Mosquito, mosquito you pesky little thing! My girls just came home from camp, their only complaint was being bitten by those crazy mosquitos, ugh. Why on God’s green earth is there a need for a tiny bug that does nothing but stick you, suck your blood, and leave you with an itchy bump?
Our conversation got me thinking about nature and how there are some bugs we enjoy and others we don’t. I thought how in life we can mimic these traits seen in bugs. Some are found positive while others may be negative to those we come in contact with.
What good does a mosquito do anyway? They fly around looking for a victim bugging us to death. Then if we are unlucky, they land somewhere unknown leaving behind a reminder of how horrible their visit was every time we itch ourselves. I searched the Web to see if there is a need in our ecosystem for mosquitos and there isn’t (at least that I could find). Let’s start a campaign to eradicate them!

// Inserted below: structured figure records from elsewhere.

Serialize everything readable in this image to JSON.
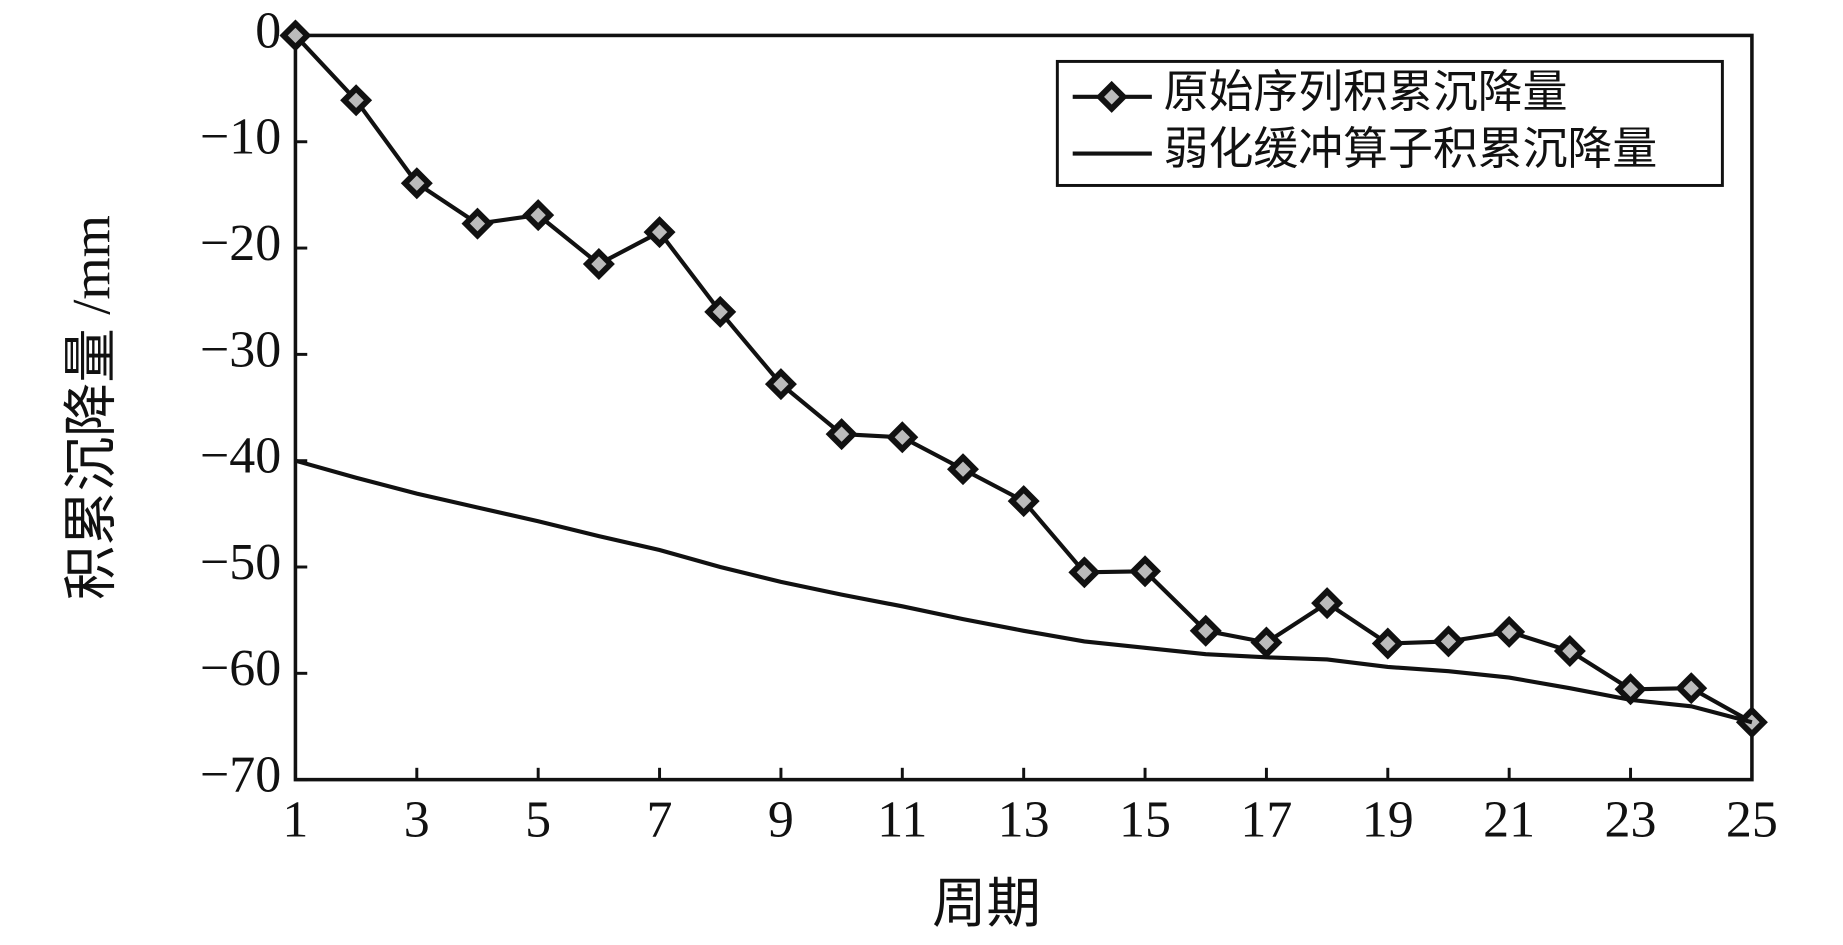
{
  "chart_data": {
    "type": "line",
    "x_label": "周期",
    "y_label": "积累沉降量 /mm",
    "x": [
      1,
      2,
      3,
      4,
      5,
      6,
      7,
      8,
      9,
      10,
      11,
      12,
      13,
      14,
      15,
      16,
      17,
      18,
      19,
      20,
      21,
      22,
      23,
      24,
      25
    ],
    "series": [
      {
        "name": "原始序列积累沉降量",
        "color": "#111111",
        "marker": "diamond",
        "values": [
          0,
          -6.1,
          -13.9,
          -17.7,
          -16.9,
          -21.5,
          -18.5,
          -26,
          -32.8,
          -37.5,
          -37.8,
          -40.8,
          -43.8,
          -50.5,
          -50.4,
          -56,
          -57.1,
          -53.4,
          -57.2,
          -57,
          -56.1,
          -57.9,
          -61.5,
          -61.4,
          -64.6
        ]
      },
      {
        "name": "弱化缓冲算子积累沉降量",
        "color": "#111111",
        "marker": "none",
        "values": [
          -40,
          -41.6,
          -43.1,
          -44.4,
          -45.7,
          -47.1,
          -48.4,
          -50,
          -51.4,
          -52.6,
          -53.7,
          -54.9,
          -56,
          -57,
          -57.6,
          -58.2,
          -58.5,
          -58.7,
          -59.4,
          -59.8,
          -60.4,
          -61.4,
          -62.5,
          -63.1,
          -64.6
        ]
      }
    ],
    "xlim": [
      1,
      25
    ],
    "xticks": [
      1,
      3,
      5,
      7,
      9,
      11,
      13,
      15,
      17,
      19,
      21,
      23,
      25
    ],
    "ylim": [
      -70,
      0
    ],
    "yticks": [
      {
        "value": -70,
        "label": "−70"
      },
      {
        "value": -60,
        "label": "−60"
      },
      {
        "value": -50,
        "label": "−50"
      },
      {
        "value": -40,
        "label": "−40"
      },
      {
        "value": -30,
        "label": "−30"
      },
      {
        "value": -20,
        "label": "−20"
      },
      {
        "value": -10,
        "label": "−10"
      },
      0
    ],
    "legend": "upper right",
    "grid": false
  }
}
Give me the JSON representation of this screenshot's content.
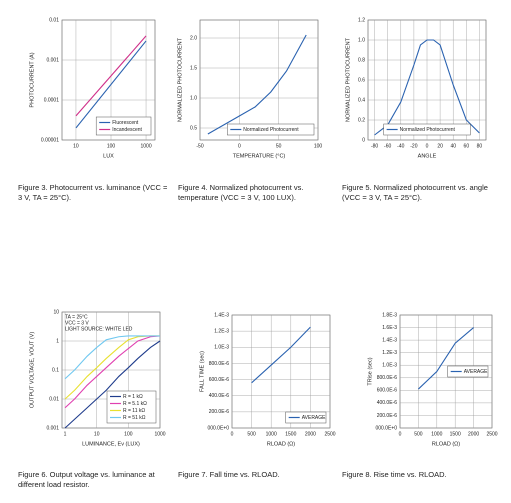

So I then thought about butterflies. We want them flying around us; butterflies are beautiful! They don’t bite, and in fact they give more than they take. We love seeing their beauty, but think of a world without flowers? When a butterfly lands to eat nectar it carries pollen to pollenate other flowers, sometimes great distances. Do we need butterflies in our ecosystem? Yes, so let’s get more!
We all know the conversations we have about both the mosquito and the butterfly. Which do you want to be? Do you want to be found bugging people, hanging around doing nothing but taking, and then leaving behind something undesired. Or would you rather be something beautiful to be around, bringing life to that which you touch, and leaving behind nothing but positive memories.
I believe we would all rather be the butterfly. It really isn’t all that hard to do either. Know when you are being a pest and back off a little to give another needed space. Listen carefully to words spoken and watch closely nonverbal clues. Find ways to give, knowing by nature it will generate abundance for you. Leave your family and friends something positive so they desire to have you return.
Simply watching nature can teach us valuable life lessons. I think I will go out in the garden and look for a butterfly.